A sad case indeed.
Many websites in support of the three convicted have sprung up, and information about this case, thanks to the HBO movies, has spread worldwide, sparking a vast movement of support on the web.
The problem with the education of a "world of people" on this case is that the two HBO movies appear biased in an attempt to divert responsibility for the murders to one of the victim's father. Critical facts, such as Damien Echols extensive mental health history, shown here, http://callahan.8k.com/wm3/img/exh500.html
his bizarre and extreme writings (believed he was the second Christ, the world was ending on October 31st whereupon he and his imaginary friend, a man named Rosey would survive, he was eating packets of dried Kool Aid to survive, etc.), which were later introduced by experts hired by the defense at his appeal, http://callahan.8k.com/wm3/gwoods.html
and his penchant for violence (repeated threats to cut his own mother's throat, kill is father and eat his face, etc.) all appear to be omitted from the movies and from Mara Leveritt's book. Why, you may ask? That is a question we would all like to see answered.

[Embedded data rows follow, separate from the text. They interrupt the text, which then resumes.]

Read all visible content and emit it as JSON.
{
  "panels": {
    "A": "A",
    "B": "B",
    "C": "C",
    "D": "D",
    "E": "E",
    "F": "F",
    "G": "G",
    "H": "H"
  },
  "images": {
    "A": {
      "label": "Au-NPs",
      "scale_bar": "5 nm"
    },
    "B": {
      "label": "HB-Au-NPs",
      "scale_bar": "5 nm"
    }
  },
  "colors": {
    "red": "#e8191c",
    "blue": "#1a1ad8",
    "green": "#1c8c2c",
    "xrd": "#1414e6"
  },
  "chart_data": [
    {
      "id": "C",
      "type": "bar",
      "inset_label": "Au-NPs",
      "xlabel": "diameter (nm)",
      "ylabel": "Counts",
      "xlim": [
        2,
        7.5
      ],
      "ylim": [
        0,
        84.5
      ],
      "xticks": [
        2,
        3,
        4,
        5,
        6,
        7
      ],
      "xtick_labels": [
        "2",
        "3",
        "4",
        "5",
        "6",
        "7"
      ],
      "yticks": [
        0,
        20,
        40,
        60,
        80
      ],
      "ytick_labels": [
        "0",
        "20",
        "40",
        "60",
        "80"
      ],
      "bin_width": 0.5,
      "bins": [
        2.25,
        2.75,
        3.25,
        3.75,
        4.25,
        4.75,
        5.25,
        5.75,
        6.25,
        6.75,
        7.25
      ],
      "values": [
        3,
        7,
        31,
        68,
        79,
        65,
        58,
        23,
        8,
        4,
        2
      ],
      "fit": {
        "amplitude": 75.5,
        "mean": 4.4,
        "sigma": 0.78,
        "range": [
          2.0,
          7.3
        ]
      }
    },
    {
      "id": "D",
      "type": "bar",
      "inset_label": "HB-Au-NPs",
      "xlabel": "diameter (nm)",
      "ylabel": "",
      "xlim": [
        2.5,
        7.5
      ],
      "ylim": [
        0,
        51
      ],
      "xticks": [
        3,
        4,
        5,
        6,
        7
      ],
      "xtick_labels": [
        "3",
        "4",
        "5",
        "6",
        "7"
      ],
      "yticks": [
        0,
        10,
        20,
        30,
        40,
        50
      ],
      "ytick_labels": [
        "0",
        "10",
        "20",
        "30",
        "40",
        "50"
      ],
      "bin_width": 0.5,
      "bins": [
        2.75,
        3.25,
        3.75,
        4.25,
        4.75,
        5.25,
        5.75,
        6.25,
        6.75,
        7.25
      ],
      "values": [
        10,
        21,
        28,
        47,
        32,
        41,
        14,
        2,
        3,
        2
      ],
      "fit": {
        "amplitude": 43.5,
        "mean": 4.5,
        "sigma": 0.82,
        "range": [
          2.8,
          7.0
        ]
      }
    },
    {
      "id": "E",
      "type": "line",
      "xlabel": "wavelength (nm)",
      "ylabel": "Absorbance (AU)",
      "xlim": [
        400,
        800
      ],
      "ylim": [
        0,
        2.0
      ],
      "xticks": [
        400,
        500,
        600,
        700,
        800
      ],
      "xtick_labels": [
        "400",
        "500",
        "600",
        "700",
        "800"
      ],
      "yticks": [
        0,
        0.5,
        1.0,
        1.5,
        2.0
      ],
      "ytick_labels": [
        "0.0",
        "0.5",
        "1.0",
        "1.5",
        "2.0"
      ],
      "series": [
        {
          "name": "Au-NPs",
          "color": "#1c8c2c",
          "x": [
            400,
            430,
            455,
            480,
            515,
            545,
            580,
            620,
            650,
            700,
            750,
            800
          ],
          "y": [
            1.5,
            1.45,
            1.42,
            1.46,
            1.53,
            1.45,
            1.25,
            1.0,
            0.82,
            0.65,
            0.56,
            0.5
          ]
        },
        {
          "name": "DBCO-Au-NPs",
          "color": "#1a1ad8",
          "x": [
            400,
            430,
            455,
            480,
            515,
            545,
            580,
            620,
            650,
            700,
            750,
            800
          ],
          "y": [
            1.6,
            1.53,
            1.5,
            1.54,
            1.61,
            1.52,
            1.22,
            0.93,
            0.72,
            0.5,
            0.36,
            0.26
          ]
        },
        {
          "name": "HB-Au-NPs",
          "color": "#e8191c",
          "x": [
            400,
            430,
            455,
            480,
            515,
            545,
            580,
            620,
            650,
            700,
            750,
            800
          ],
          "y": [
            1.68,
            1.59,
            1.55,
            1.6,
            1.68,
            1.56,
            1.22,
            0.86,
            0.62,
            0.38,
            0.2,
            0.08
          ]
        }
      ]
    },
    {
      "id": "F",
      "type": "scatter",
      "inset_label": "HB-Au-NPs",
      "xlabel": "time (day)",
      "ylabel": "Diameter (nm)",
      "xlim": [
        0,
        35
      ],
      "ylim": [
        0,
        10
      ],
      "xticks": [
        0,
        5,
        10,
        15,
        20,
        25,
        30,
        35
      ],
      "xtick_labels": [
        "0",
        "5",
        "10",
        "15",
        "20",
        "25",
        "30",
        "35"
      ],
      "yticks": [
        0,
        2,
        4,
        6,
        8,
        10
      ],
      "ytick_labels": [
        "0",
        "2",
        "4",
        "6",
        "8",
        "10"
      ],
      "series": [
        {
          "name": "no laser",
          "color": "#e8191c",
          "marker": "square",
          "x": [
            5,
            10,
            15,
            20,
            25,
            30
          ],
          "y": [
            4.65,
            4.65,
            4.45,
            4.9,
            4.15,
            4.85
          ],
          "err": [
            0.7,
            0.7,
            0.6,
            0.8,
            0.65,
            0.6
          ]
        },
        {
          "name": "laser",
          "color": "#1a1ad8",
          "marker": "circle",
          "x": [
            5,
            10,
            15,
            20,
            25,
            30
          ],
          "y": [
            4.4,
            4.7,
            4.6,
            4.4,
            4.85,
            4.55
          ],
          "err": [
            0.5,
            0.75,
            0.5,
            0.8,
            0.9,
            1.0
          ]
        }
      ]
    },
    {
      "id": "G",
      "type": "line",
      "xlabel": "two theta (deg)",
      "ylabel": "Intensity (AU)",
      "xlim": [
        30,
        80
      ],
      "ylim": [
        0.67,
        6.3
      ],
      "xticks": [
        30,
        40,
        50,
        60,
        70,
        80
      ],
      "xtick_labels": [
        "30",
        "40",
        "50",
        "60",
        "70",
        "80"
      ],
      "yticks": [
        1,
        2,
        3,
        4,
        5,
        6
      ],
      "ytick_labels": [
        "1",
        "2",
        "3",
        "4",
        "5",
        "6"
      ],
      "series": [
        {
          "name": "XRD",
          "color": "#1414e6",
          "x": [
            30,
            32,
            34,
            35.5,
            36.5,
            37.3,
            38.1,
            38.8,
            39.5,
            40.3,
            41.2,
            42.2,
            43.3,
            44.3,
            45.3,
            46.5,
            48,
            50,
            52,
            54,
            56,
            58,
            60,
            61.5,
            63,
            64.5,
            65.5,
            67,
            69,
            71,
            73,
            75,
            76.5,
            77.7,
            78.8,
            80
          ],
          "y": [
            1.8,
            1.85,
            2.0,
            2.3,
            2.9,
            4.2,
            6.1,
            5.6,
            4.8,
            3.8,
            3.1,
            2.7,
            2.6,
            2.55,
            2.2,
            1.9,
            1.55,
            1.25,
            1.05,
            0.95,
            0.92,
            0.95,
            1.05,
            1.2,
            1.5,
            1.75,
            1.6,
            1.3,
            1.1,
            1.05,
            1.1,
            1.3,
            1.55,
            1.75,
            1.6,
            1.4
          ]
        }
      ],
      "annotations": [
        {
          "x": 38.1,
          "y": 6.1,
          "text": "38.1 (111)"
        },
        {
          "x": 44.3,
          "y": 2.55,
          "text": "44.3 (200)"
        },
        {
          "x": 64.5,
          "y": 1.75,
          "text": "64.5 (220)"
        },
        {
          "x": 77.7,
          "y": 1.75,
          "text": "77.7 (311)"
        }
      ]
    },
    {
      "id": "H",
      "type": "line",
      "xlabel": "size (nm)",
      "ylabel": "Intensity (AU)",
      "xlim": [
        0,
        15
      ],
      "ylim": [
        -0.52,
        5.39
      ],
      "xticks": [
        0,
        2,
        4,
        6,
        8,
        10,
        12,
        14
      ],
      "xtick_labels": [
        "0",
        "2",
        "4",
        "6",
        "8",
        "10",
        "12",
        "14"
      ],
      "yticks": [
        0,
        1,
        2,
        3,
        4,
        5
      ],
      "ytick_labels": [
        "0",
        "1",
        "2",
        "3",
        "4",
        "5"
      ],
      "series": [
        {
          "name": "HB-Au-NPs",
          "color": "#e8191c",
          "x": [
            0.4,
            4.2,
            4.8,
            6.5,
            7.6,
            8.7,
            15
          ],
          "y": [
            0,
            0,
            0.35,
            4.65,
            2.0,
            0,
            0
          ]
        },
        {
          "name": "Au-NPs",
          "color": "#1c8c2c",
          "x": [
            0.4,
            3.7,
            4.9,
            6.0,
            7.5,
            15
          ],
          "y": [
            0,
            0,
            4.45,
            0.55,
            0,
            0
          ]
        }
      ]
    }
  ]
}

Although one of the founders of the "supporter movement" for the three convicted admits that in his (educated on this case) opinion, Mark Byers, father of one of the children, is not associated with these murders, the myths created and perpetuated continue unabated. He appears quick to claim that only "new people to this case" believe that Mark Byers was involved, yet seems to neglect his moral obligations to correct misinformation indicating the father's involvement.
While anyone may access information to this case, it should be noted that CRUCIAL information pertinent to forming ANY opinion on this case is often omitted. Seeking information on any site on the web guarantees MISinformation and critical facts related to the case which often are intentionally left out.
Those who are more involved in and aware of the facts of this case owe it to the general public to not leave out ANY information on the case. If the movement in support of these convicted men are truly out for justice and the truth, then the whole truth should be told.
Isn't that what "justice" and "the truth" are really all about?